‘Holloway’ is an exhibition exploring the past, present and future significance of Holloway Women’s Prison, which for 150 years stood as a symbol both of acts of resistance by women and their continued marginalisation.
Join me and other artists and agitators Tuesday February 6th at the Ringcross Community Centre, Lough Road, N7 8RH 6-9pm for the PV.
Show runs until Feb 23rd.
In the early 1900s, several Suffragettes were imprisoned at Holloway, and force-fed after they embarked on hunger strikes in protest of their treatment. In 1918, Constance Markievicz, a fighter in the Easter Rising of 1916, arrived at Holloway, and during her time incarcerated she won election to the Second Dáil in the elections of 1921. In 1955, Ruth Ellis was the last women in the United Kingdom to be executed. Only last year, in January 2016, Sarah Reed committed suicide in her cell, where she was kept waiting for nine weeks for a mental health evaluation.

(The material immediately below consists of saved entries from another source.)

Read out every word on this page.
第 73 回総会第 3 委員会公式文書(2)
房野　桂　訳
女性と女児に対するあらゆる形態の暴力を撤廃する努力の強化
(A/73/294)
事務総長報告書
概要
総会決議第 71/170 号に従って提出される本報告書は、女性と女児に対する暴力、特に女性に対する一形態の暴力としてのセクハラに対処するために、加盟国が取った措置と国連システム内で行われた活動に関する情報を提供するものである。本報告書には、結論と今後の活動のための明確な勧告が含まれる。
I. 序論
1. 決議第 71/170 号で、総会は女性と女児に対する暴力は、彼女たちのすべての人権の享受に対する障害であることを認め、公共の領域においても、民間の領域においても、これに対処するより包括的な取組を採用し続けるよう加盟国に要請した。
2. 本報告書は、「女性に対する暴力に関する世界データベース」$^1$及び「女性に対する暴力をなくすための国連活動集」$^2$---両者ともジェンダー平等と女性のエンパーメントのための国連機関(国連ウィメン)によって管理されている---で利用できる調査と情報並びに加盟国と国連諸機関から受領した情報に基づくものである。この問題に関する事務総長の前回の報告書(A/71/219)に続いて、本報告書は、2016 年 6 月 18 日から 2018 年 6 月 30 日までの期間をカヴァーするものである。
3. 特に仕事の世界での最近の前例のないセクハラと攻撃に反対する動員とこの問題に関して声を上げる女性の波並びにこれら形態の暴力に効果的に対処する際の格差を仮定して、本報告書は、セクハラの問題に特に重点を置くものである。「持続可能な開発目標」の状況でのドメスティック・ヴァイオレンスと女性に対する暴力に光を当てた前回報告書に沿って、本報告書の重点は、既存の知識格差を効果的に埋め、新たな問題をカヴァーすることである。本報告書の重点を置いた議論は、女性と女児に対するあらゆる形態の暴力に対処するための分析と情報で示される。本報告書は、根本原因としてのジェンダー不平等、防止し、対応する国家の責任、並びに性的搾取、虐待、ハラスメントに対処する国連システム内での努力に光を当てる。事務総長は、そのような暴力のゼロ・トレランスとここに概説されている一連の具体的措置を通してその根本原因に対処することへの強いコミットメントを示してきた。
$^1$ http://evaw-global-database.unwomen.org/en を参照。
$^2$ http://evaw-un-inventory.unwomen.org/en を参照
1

Now, just three decades after the prison was rebuilt from scratch, the site is set to be completely repurposed and developed into housing. This exhibition seeks to ask questions of this transformation: What does it mean to turn a place of incarceration into a place of probable luxury? How can a new housing development go ahead, while remaining conscious of the history of the site?
This exhibition is an attempt to explore Holloway as the confluence of many issues: women’s rights, mental health, gentrification and the current upheaval of the prison system.

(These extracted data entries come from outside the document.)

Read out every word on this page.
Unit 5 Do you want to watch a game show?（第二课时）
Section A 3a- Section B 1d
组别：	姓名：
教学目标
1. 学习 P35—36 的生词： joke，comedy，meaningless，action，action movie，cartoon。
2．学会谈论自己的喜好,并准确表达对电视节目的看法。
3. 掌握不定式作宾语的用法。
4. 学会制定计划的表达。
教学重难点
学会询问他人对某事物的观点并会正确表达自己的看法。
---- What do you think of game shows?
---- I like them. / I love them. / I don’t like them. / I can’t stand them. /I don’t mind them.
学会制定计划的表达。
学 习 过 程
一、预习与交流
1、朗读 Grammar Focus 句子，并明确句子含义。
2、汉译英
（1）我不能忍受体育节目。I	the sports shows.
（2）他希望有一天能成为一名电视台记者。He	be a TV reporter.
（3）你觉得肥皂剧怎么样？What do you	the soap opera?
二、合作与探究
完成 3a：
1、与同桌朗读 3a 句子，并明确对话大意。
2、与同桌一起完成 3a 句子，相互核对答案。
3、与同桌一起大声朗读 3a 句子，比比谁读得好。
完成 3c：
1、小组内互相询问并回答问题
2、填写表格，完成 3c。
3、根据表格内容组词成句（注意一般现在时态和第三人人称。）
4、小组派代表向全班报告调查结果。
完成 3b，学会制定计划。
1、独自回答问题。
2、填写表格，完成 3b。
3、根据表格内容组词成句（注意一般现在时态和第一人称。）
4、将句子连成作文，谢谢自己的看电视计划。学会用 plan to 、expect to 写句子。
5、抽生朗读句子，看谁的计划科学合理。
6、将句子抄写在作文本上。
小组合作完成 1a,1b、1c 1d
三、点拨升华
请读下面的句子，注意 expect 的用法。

On Thursday 8th February Pilion will host a screening of J. Lee Thompson’s 1956 film ‘Yield to the Night,’ starring Diana Dors as Mary Hilton. The film presents Mary in the shadow of her execution, as she retells a chain of events that drove her to murder. The film bears a striking resemblance to the case of Ruth Ellis, the last woman to be executed at Holloway in 1955.
The exhibition will run until Friday 23rd February.